Une affaire de famille
La Palme d’or de Cannes 2018 récompense à juste titre une œuvre où Hirokazu Kore-eda déploie avec brio les qualités de son cinéma au service de son thème fétiche, la famille et ce qui la constitue.
Un soir en retournant des courses, ballet bien rodé pendant lequel le fils aidé de son père chaparde les plats du dîner, ils remarquent une petite fille livrée à elle-même sur un balcon. Après l’avoir nourrie, Osamu et sa femme s’apprêtent à la rendre à ses parents mais un esclandre leur fait comprendre qu’elle est battue. La fillette va donc rester dans la famille même si ses membres vivent déjà les uns sur les autres dans la petite maison de la grand-mère. Ils subsistent grâce aux petits boulots de certains (la mère travaille dans une laverie à sec), à la pension de la grand-mère et à quelques rapines et arnaques.
Hirokazu Kore-Eda sait, comme personne, retranscrire à l’écran l’intimité d’une famille, comme si elle n’était pas seulement créée devant la caméra, mais existait réellement. En dépit de la promiscuité de leur habitation et de moyens financiers limités, la vie dans cette famille est plutôt chouette.
Le film est servi comme d’habitude chez Hirokazu Kore-eda par une interprétation de premier ordre. Lily Franky, dans le rôle du père, traverse le film avec son aisance naturelle. Sakura Andō interprète brillamment la mère, qui apporte à cette petite fille, l’attention et la tendresse qu’elle n’a jamais reçues et elle le lui rend bien.
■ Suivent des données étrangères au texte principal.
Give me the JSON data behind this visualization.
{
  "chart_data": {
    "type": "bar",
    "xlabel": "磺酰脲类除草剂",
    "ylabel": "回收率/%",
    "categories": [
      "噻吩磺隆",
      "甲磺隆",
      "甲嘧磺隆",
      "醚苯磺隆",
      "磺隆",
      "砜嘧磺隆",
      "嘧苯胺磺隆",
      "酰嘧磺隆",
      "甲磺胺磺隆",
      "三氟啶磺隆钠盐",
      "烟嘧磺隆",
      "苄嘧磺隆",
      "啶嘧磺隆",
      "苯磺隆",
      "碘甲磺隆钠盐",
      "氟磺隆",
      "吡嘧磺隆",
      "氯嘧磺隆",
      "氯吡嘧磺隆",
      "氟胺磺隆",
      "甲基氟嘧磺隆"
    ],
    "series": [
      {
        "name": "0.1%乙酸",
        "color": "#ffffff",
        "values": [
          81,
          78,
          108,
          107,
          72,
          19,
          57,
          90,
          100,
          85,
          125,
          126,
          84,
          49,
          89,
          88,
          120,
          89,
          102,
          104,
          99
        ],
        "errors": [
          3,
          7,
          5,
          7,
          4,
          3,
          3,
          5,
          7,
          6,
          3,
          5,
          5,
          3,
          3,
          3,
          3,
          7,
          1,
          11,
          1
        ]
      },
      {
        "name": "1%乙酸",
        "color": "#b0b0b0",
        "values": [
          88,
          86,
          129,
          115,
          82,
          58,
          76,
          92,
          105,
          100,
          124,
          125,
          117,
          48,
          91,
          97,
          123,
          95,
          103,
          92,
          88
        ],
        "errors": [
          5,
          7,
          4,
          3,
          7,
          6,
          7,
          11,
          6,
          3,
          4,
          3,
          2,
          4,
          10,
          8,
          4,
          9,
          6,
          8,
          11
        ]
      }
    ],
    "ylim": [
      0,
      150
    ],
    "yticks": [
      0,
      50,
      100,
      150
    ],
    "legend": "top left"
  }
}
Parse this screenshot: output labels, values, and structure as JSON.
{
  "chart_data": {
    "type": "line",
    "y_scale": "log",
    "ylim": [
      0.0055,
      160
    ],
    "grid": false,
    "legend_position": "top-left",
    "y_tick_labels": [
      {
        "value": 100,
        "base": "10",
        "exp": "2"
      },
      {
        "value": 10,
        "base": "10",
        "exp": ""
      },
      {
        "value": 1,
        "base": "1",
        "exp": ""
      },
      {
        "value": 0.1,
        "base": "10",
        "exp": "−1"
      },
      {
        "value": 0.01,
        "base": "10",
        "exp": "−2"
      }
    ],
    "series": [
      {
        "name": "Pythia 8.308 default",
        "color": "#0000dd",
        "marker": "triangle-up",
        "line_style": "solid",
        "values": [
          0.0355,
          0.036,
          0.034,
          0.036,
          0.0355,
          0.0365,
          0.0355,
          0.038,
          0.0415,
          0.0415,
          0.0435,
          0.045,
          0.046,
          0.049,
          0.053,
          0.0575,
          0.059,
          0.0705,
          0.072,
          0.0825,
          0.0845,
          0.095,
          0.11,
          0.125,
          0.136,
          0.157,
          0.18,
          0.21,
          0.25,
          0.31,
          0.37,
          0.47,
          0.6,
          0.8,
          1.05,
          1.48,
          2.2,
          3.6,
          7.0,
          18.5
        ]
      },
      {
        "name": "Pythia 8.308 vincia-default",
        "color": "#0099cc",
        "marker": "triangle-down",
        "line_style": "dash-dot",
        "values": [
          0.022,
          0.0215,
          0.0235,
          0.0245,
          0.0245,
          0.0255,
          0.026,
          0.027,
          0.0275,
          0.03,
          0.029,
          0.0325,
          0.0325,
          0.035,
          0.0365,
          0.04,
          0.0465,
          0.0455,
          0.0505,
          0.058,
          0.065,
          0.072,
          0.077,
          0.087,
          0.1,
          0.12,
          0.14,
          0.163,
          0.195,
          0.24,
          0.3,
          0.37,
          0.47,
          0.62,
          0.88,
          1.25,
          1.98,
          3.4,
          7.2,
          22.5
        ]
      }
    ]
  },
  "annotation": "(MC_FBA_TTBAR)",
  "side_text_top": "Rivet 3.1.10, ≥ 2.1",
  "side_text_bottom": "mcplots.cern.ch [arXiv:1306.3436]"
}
La scène du bain où la gamine, au détour d’une conversation très commune, reconnaît implicitement avoir été maltraitée est la plus belle du film. La réussite de sa mise en scène consiste à savoir insérer sans heurts des éléments importants pour l’histoire ou les personnages dans la banalité de leur quotidien. Le cinéaste exécute ici un véritable travail d’orfèvre.
L’image idéalisée de cette famille promue dans la première partie – où il porte le regard humaniste que nous lui connaissons - va ensuite se craqueler avec des révélations sur leur passé. Mais aussi, et plus important, par la prise de conscience des plus jeunes que leurs actes ne sont pas sans conséquence pour les autres malgré les bonnes paroles de leurs parents.
Mais lorsque les spectateurs prennent connaissance de leurs actes répréhensibles, ils ont déjà été suffisamment gagnés à leur cause pour ne pas leur tourner le dos. Le cinéaste manipule le spectateur ? Peut-être, mais il le fait si bien et pour la bonne cause !
Hirokazu Kore-eda a souvent été accusé d’être trop gentil, mais le final d’Une affaire de famille sous son couvert de fin "morale" - les coupables sont châtiés - est une critique au vitriol du système. Celui-ci ne fait qu’appliquer des réponses formatées et simplistes à des problème complexes.
Le cinéaste réfute l’idée que la famille créée par les liens du sang soit la seule acceptable. Même s’ils existent, les personnes concernées n’ont pas forcément les qualités humaines nécessaires pour s’occuper d’enfants. Une évidence ? Pas si sûr si l’on se souvient des convulsions sociales sur ce sujet ces dernières années en France.
Une affaire de famille dispose des qualités et des thèmes pour devenir une Palme d’or populaire. Si parmi les cinéastes japonais, Hirokazu Kore-eda a la chance d’avoir vu tous ses récents films diffusés en France, ce prix lui donnera une plus grande visibilité bien méritée.
Une affaire de famille a été récompensé de la Palme d’or lors du festival de Cannes 2018 et devrait sortir le 12 décembre.